Well, I’m on vacation this week and next.
I had thought I would get out a technical post last Monday, but life had other ideas. I never had any hope of putting one out next Monday, and that’s still true.
I had been, however, working on three different possibilities, and I hope that one of them will be ready for Halloween.
For each of the three, I’m in the same position: I could put out a post – but there’s something more I want to figure out, even though I don’t need to understand it for the post itself.
One of the three is to construct the final tableau of a linear programming problem. Oh, yes, Mathematica® will do a fine job of solving the problem – but the final tableau contains additional information. Whether you’re trying to follow along in a text, or whether you want to do sensitivity analysis, the final tableau is a very handy thing to have.
I know how to get it. And I can explain it. What I’m not clear on is whether duality theorems have anything additional to contribute. I know how to do sensitivity analysis – but people talk about duality as though it contributes to sensitivity analysis – and I just don’t see that. It may be that I’m so hung up on getting a nice display of the tableau that I’m failing to see some relationships.
The second thing is generalized eigenvectors. It’s pretty straight-forward to find them – and they will always give you an N+S decomposition.
Which I think is equivalent to upper triangular, but I’m not sure. More interestingly, any basis of generalized eigenvectors will work for that – and I could write this up as a self-contained post.
But… if you want a basis of generalized eigenvectors which will give you Jordan Canonical Form, you have to make some special choices. Not every basis of generalized eigenvectors will give you JCF. I don’t need to explain how to do this in the first post – but I want to understand it before I put out that first post.
Third, I played around with a suggestion I’ve seen a few times: eliminate multicollinearity by orthogonalizing the data – make the columns of the design matrix (including the column of 1s) perpendicular to each other.
Well, if I use Gram-Schmidt to do that with the Hald data, it works out fine. But if I use principal component analysis (PCA) to do that with the Hald data, it didn’t work out fine. Oh, but I hadn’t included the column of 1s….

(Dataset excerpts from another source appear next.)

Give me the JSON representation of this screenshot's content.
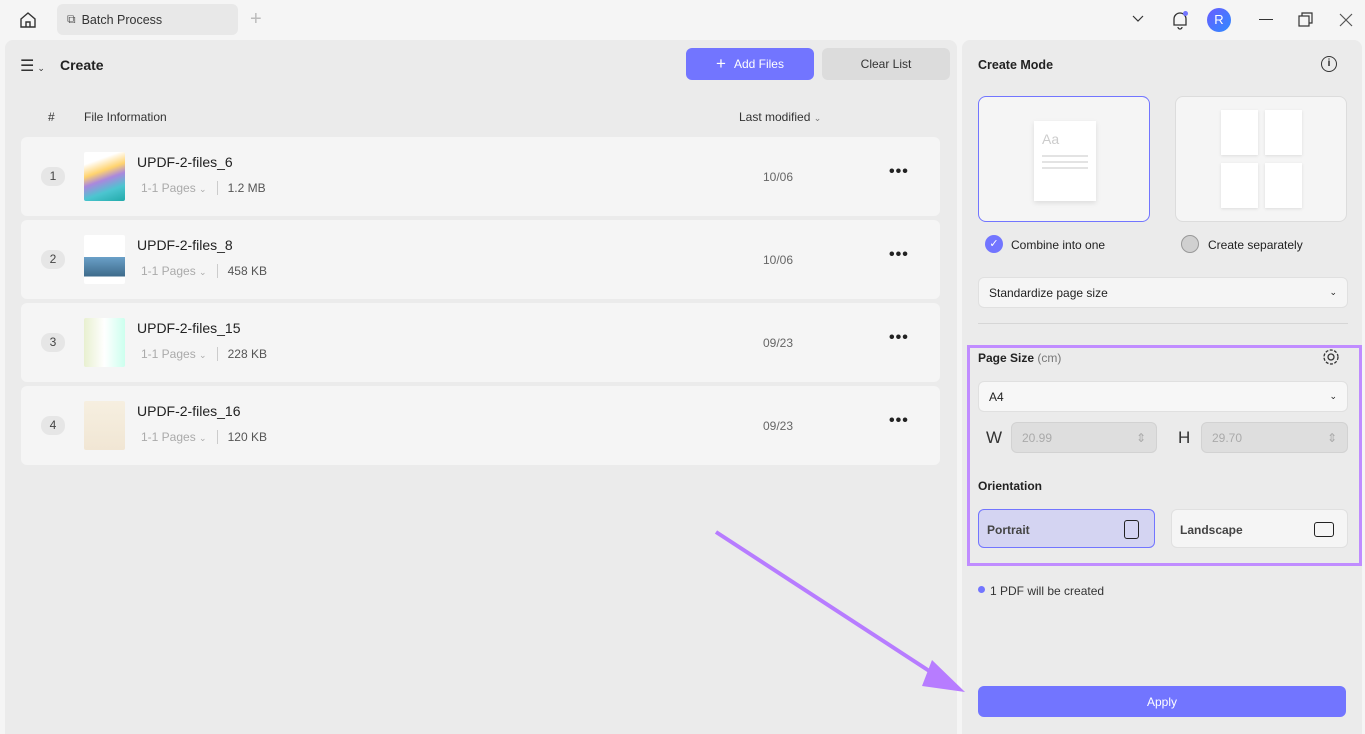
{
  "titlebar": {
    "tab_label": "Batch Process",
    "avatar_initial": "R"
  },
  "left": {
    "title": "Create",
    "add_files": "Add Files",
    "clear_list": "Clear List",
    "columns": {
      "index": "#",
      "file_info": "File Information",
      "last_modified": "Last modified"
    },
    "files": [
      {
        "index": "1",
        "name": "UPDF-2-files_6",
        "pages": "1-1 Pages",
        "size": "1.2 MB",
        "date": "10/06"
      },
      {
        "index": "2",
        "name": "UPDF-2-files_8",
        "pages": "1-1 Pages",
        "size": "458 KB",
        "date": "10/06"
      },
      {
        "index": "3",
        "name": "UPDF-2-files_15",
        "pages": "1-1 Pages",
        "size": "228 KB",
        "date": "09/23"
      },
      {
        "index": "4",
        "name": "UPDF-2-files_16",
        "pages": "1-1 Pages",
        "size": "120 KB",
        "date": "09/23"
      }
    ]
  },
  "right": {
    "create_mode": "Create Mode",
    "combine": "Combine into one",
    "separate": "Create separately",
    "standardize": "Standardize page size",
    "page_size_label": "Page Size",
    "page_size_unit": "(cm)",
    "page_size": "A4",
    "w_label": "W",
    "w_value": "20.99",
    "h_label": "H",
    "h_value": "29.70",
    "orientation": "Orientation",
    "portrait": "Portrait",
    "landscape": "Landscape",
    "status": "1 PDF will be created",
    "apply": "Apply"
  },
  "colors": {
    "accent": "#7275ff",
    "highlight": "#c08cff"
  }
}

More interesting, the result of the Gram-Schmidt looks like an affine transformation rather than a linear one: what should have been the transition matrix for the change of basis is off by a constant vector… I seem to have moved the origin.
So I could show you what happens to the multicollinearity if I use Gram-Schmidt on the Hald data – but I need to know more about what I really did, and whether PCA could also have been used, even though these are not essential for the first post.
Thus, I have three main courses cooking… but I want to know what’s for dessert before I put any main course on the table.
As for this post, I could hold it until Saturday – but every once in a while the scheduling doesn’t quite do what I intend… and I may not have internet access Saturday… since it’s ready now, let it go now.
This, then, is the diary post regularly scheduled for 2011 Oct 22.